The motivation for algorithm development came from the Arabidopsis thaliana
Chloroplast 2010 Project large-scale reverse genetic phenotypic screen (Chloroplast 2010, http://www.plastid.msu.edu/
]). This project leverages the collection of T-DNA insertion lines and genomic sequence for the plant model species A. thaliana
to screen large numbers of putative gene knockouts with the aim of functionally characterizing chloroplast-targeted genes. The presence of a large T-DNA insertion can block or reduce expression of the gene it lands in, and altered phenotypes can provide insights into the normal function of the gene and its protein or RNA product(s).
In addition to qualitative and semi-quantitative measures of physiological and morphological characteristics, the pipeline assayed levels of leaf fatty acids and leaf and seed free amino acids, important outputs of chloroplast metabolism. The pipeline assays were preformed on groups of individual plants planted in units of up to thirty-two per tray and three trays of plants per assay group. Two assay groups were grown concurrently under controlled environment plant growth conditions. Individuals representing T-DNA insertion events in different locations within the same gene (alleles) are present in the dataset, and it is of interest to compare the assay responses of these individuals as well as to identify other individuals with similar responses. Because the experimental design lacked cross-group controls (e.g. designated WT), the ability to make even semi-quantitative cross-dataset comparisons was not possible using existing methodology.

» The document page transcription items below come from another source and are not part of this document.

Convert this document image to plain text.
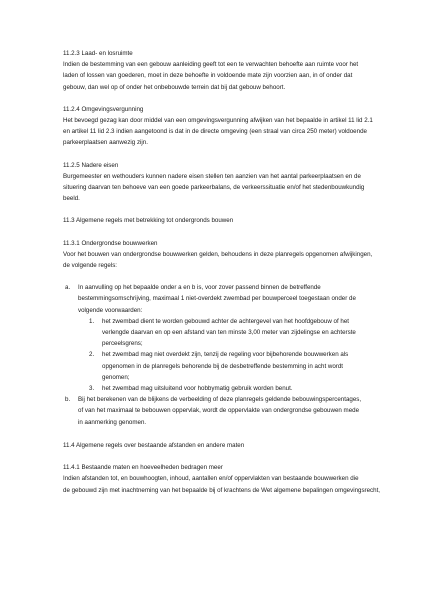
11.2.3 Laad- en losruimte

Indien de bestemming van een gebouw aanleiding geeft tot een te verwachten behoefte aan ruimte voor het

laden of lossen van goederen, moet in deze behoefte in voldoende mate zijn voorzien aan, in of onder dat

gebouw, dan wel op of onder het onbebouwde terrein dat bij dat gebouw behoort.

11.2.4 Omgevingsvergunning

Het bevoegd gezag kan door middel van een omgevingsvergunning afwijken van het bepaalde in artikel 11 lid 2.1

en artikel 11 lid 2.3 indien aangetoond is dat in de directe omgeving (een straal van circa 250 meter) voldoende

parkeerplaatsen aanwezig zijn.

11.2.5 Nadere eisen

Burgemeester en wethouders kunnen nadere eisen stellen ten aanzien van het aantal parkeerplaatsen en de

situering daarvan ten behoeve van een goede parkeerbalans, de verkeerssituatie en/of het stedenbouwkundig

beeld.

11.3 Algemene regels met betrekking tot ondergronds bouwen

11.3.1 Ondergrondse bouwwerken

Voor het bouwen van ondergrondse bouwwerken gelden, behoudens in deze planregels opgenomen afwijkingen,

de volgende regels:

a. In aanvulling op het bepaalde onder a en b is, voor zover passend binnen de betreffende

bestemmingsomschrijving, maximaal 1 niet-overdekt zwembad per bouwperceel toegestaan onder de

volgende voorwaarden:

1. het zwembad dient te worden gebouwd achter de achtergevel van het hoofdgebouw of het

verlengde daarvan en op een afstand van ten minste 3,00 meter van zijdelingse en achterste

perceelsgrens;

2. het zwembad mag niet overdekt zijn, tenzij de regeling voor bijbehorende bouwwerken als

opgenomen in de planregels behorende bij de desbetreffende bestemming in acht wordt

genomen;

3. het zwembad mag uitsluitend voor hobbymatig gebruik worden benut.

b. Bij het berekenen van de blijkens de verbeelding of deze planregels geldende bebouwingspercentages,

of van het maximaal te bebouwen oppervlak, wordt de oppervlakte van ondergrondse gebouwen mede

in aanmerking genomen.

11.4 Algemene regels over bestaande afstanden en andere maten

11.4.1 Bestaande maten en hoeveelheden bedragen meer

Indien afstanden tot, en bouwhoogten, inhoud, aantallen en/of oppervlakten van bestaande bouwwerken die

de gebouwd zijn met inachtneming van het bepaalde bij of krachtens de Wet algemene bepalingen omgevingsrecht,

Developing phenotypic annotation for un- and under- annotated genes is a primary goal for the Chloroplast 2010 project and identification of individuals with like phenotypes (phenotypic clustering) is a way to achieve that goal. Thus, a method that would allow cross-dataset comparisons and identify putative mutants was needed to achieve the goal. The resulting method, MIPHENO (Mutant Identification by Probabilistic High throughput-Enabled Normalization), is aimed at improving first-pass screening capabilities for large datasets in the absence of defined controls. Algorithm performance was tested using a synthetic data set and the Chloroplast 2010 high throughput phenotypic dataset. The executable code and data for the Chloroplast 2010 analysis are available as Additional file 1
and as a CRAN package (MIPHENO, http://cran.r-project.org/web/packages/MIPHENO/index.html
The following describes a quality control process for identifying aberrant groups followed by a data normalization method, which aims to bring samples into the same distribution allowing for dataset-wide comparisons. Additionally, we describe a hit detection function based on the cumulative distribution function (CDF) to identify samples with putative, 'non-normal' phenotypes. For clarity, the terms normal and wild type (WT) are used to describe the typical response of the population. Generally, this could be the untreated (chemically or genetically) population or the base level of the system (e.g. background response). Non-wild type responses, a hit or mutant, refer to a response that is distinct from the normal response distribution, with a putative hit/putative mutant referring to a sample that is predicted to have a response different from the normal response distribution but has yet been confirmed. In high throughput screens, the objective is to identify putative hits balancing the false positive rate (FPR), or the number of WT samples that are called hits, with the false non-discovery rate (FNDR), the number of true hits that are missed. Results are presented from analysis of the synthetic dataset and biological data.